Beruntungnya, Ia punya ruangan sendiri dengan toilet di dalamnya. Jadi tak perlu khawatir, temannya atau Staff lain tahu, Ia bolak balik toilet.
Miss Prue calling...
"Ya, Miss.."sapa Zii ramah.
"Hai, Zii.. Terima kasih sudah membantuku menyelesaikan pekerjaan tadi."
"Sama-sama, Miss. Sudah tanggung jawab saya"
"Zii, aku ingin tanya sesuatu. Tapi tolong jawab jujur!" Prue terdengar kepo.
"Tentu, Miss" Zii mulai berfirasat tak bagus.
"Saat aku Dinner bersama Raave di kediamannya, aku melihat Aira, sahabatmu. Ada diantara para tamu. Benarkah memang dia datang?"tanya Prue, tanpa basa-basi.
"Ya, sebagai tamu undangan, Miss. BookShop juga salah satu relasi Pranaja Tech."jawab Zii apa adanya. Namun jantungnya berdebar tak karuan.
"Oh, I see. Benar jika begitu. Tapi nampaknya Raave tak menyapanya Zii. Aira tak cerita apa-apa?"
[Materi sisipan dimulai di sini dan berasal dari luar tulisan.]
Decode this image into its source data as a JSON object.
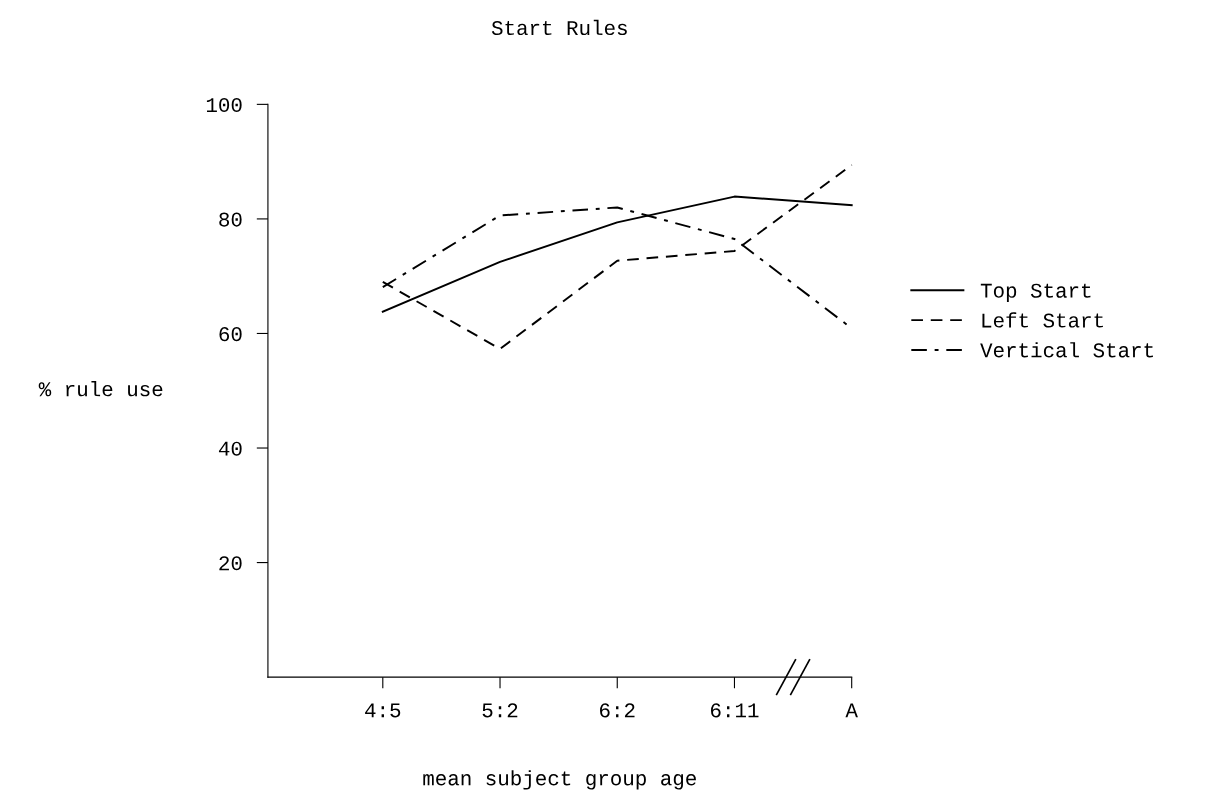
{
  "chart_data": {
    "type": "line",
    "title": "Start Rules",
    "xlabel": "mean subject group age",
    "ylabel": "% rule use",
    "categories": [
      "4:5",
      "5:2",
      "6:2",
      "6:11",
      "A"
    ],
    "series": [
      {
        "name": "Top Start",
        "color": "#000000",
        "line_style": "solid",
        "values": [
          63.8,
          72.5,
          79.4,
          83.9,
          82.4
        ]
      },
      {
        "name": "Left Start",
        "color": "#000000",
        "line_style": "dashed",
        "values": [
          69,
          57.3,
          72.7,
          74.4,
          89.4
        ]
      },
      {
        "name": "Vertical Start",
        "color": "#000000",
        "line_style": "dashdot",
        "values": [
          68.1,
          80.6,
          82,
          76.5,
          60.9
        ]
      }
    ],
    "ylim": [
      0,
      100
    ],
    "yticks": [
      20,
      40,
      60,
      80,
      100
    ],
    "grid": false,
    "legend": "right",
    "marker": "none"
  }
}
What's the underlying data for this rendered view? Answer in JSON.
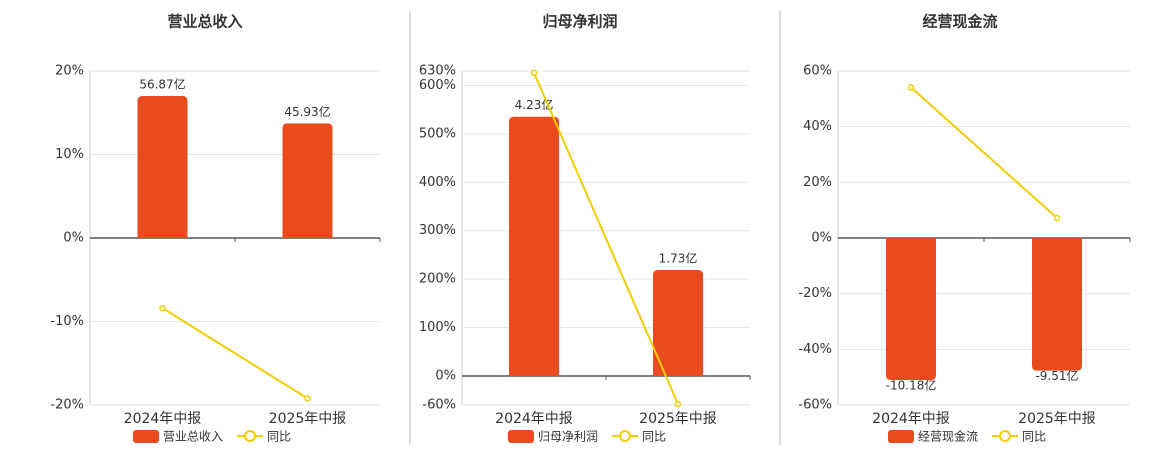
{
  "chart_data": [
    {
      "type": "bar",
      "title": "营业总收入",
      "categories": [
        "2024年中报",
        "2025年中报"
      ],
      "series": [
        {
          "name": "营业总收入",
          "color": "#e84c1e",
          "values": [
            56.87,
            45.93
          ],
          "value_labels": [
            "56.87亿",
            "45.93亿"
          ]
        },
        {
          "name": "同比",
          "type": "line",
          "color": "#f2cd00",
          "values": [
            -8.4,
            -19.2
          ]
        }
      ],
      "ylim": [
        -20,
        20
      ],
      "yticks": [
        {
          "value": -20,
          "label": "-20%"
        },
        {
          "value": -10,
          "label": "-10%"
        },
        {
          "value": 0,
          "label": "0%"
        },
        {
          "value": 10,
          "label": "10%"
        },
        {
          "value": 20,
          "label": "20%"
        }
      ],
      "grid": true
    },
    {
      "type": "bar",
      "title": "归母净利润",
      "categories": [
        "2024年中报",
        "2025年中报"
      ],
      "series": [
        {
          "name": "归母净利润",
          "color": "#e84c1e",
          "values": [
            4.23,
            1.73
          ],
          "value_labels": [
            "4.23亿",
            "1.73亿"
          ]
        },
        {
          "name": "同比",
          "type": "line",
          "color": "#f2cd00",
          "values": [
            626,
            -58
          ]
        }
      ],
      "ylim": [
        -60,
        630
      ],
      "yticks": [
        {
          "value": -60,
          "label": "-60%"
        },
        {
          "value": 0,
          "label": "0%"
        },
        {
          "value": 100,
          "label": "100%"
        },
        {
          "value": 200,
          "label": "200%"
        },
        {
          "value": 300,
          "label": "300%"
        },
        {
          "value": 400,
          "label": "400%"
        },
        {
          "value": 500,
          "label": "500%"
        },
        {
          "value": 600,
          "label": "600%"
        },
        {
          "value": 630,
          "label": "630%"
        }
      ],
      "grid": true
    },
    {
      "type": "bar",
      "title": "经营现金流",
      "categories": [
        "2024年中报",
        "2025年中报"
      ],
      "series": [
        {
          "name": "经营现金流",
          "color": "#e84c1e",
          "values": [
            -10.18,
            -9.51
          ],
          "value_labels": [
            "-10.18亿",
            "-9.51亿"
          ]
        },
        {
          "name": "同比",
          "type": "line",
          "color": "#f2cd00",
          "values": [
            54.1,
            7.2
          ]
        }
      ],
      "ylim": [
        -60,
        60
      ],
      "yticks": [
        {
          "value": -60,
          "label": "-60%"
        },
        {
          "value": -40,
          "label": "-40%"
        },
        {
          "value": -20,
          "label": "-20%"
        },
        {
          "value": 0,
          "label": "0%"
        },
        {
          "value": 20,
          "label": "20%"
        },
        {
          "value": 40,
          "label": "40%"
        },
        {
          "value": 60,
          "label": "60%"
        }
      ],
      "grid": true
    }
  ]
}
'Kepo bener ini cewek!'gerutu Zii dalam hati.
"Dia hanya cerita, jika dinner di Kediaman Pranaja, begitu saja, Miss."jawab Zii.
'Lagipula, Prue, jika dia cerita apapun, aku tak akan menceritakannya padamu!!' rutuknya lagi, dalam hati.
"Oh.. Kukira dia curhat padamu. Aku seperti merasa, Ehmmm.. Raave dekat dengan Aira. Yaaaa. Begitulah. Hehe.." Prue berspekulasi.
Zii terkekeh, yang tentunya tak bisa dilihat Prue. 'Aira adalah kekasih Raave Pranaja, Prue yang maniiiss... 'batinnya, geli.